Ça parlait de légumineuses pour remplacer la viande, de lait végétal fait maison et de tofu. Là tu vois, j’ai fait le lien. Le tofu est pour les végétariens. Je vais devenir végétarienne.

J’étais peu informée sur le sujet à ce moment-là et je me rappelle la réaction de ma mère et de ma grand-mère « ben voyons, où est-ce que tu vas trouver tes protéines ?! ». C’est là que ma quête d’information est devenue plus importante. Comme je suis une fille de défi, je voulais leur démontrer que c’était possible de s’alimenter simplement sans l’utilisation de produits d’origine animale.

MA CONSOMMATION ALIMENTAIRE SOUS UN ANGLE DIFFÉRENT

Je n’ai pas tout coupé d’un coup. C’est la pire chose à faire.

J’ai premièrement cessé la consommation de viande, remplacer par le tofu ou les légumineuses.

Ensuite, j’ai cessé de prendre du lait de vache et je l’ai remplacé par le lait de soya.

En juin 2019, plus d’un an après le début de mon cheminement, j’ai cessé la consommation de poissons et de crustacés.

Pour être honnête avec toi, je ne pensais pas devenir totalement végétalienne. Genre, je suis l’accro en chef au fromage fin. Pourtant, après avoir visionné Earthling, Cowspiracy et The Game Changer, j’ai vu ma consommation alimentaire sous un angle différent. Au départ, mes motivations se trouvaient du côté économique et des droits des animaux. Mais peu à peu, j’ai constaté que ça allait plus loin. L’environnement et la santé entraient aussi en ligne de compte. Avec le recul, après plus d’un an d’effort, je me rendais compte que ça n’avait pas été difficile de couper les animaux de mon alimentation.
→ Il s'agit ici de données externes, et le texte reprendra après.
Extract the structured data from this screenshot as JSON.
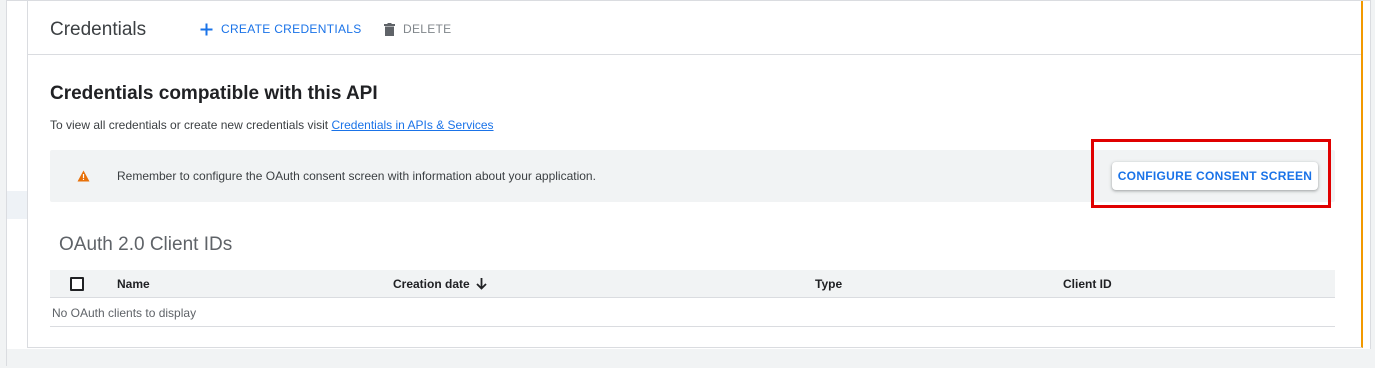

Et qu’en plus, j’avais perdu énormément de masse graisseuse donc je me sentais pas mal mieux dans mon corps et mon esprit.

Finalement, c’est le 1er novembre dernier que j’ai pris la décision de faire le dernier grand saut vers le végétalisme. Encore une fois, je me laisse une chance, je vais lentement et j’apprends en même temps. Mon but est de me dire végétalienne en date du 1er janvier 2020.

APPRENDRE À ÉPOUSER CETTE SINGULARITÉ

Ça peut paraitre étrange ce que je vais dire, mais je me sens mieux dans ma conscience. Je me sens en totale symbiose avec mes valeurs. C’est exactement le point que je voulais soulever aujourd’hui. Le but n’est pas de faire comme tout le monde, mais bien de faire comme tu le sens. Le végétalisme n’est qu’un exemple. Mais c’est important de ne pas avoir peur d’oser.

Je viens d’une famille omnivore, j’ai eu des chums dans le passé qui étaient totalement carnivores et maintenant, je m’entoure de personnes avec des valeurs comme les miennes. Je ne me sens pas à part de ma famille parce qu’on mange des soupers différents, au contraire. Je me sens encore plus ancrée dans mes propres racines.

Je voulais juste te dire à toi, qui tentes désespérément de t’identifier dans un moule qui t’a été transmis, ce n’est pas nécessaire.

Sois toi, sois celle que tu veux. Et tu seras la meilleure version de toi-même, c’est promis !

Fais comme Benjamin Franklin et épouse cette singularité qu’est la tienne.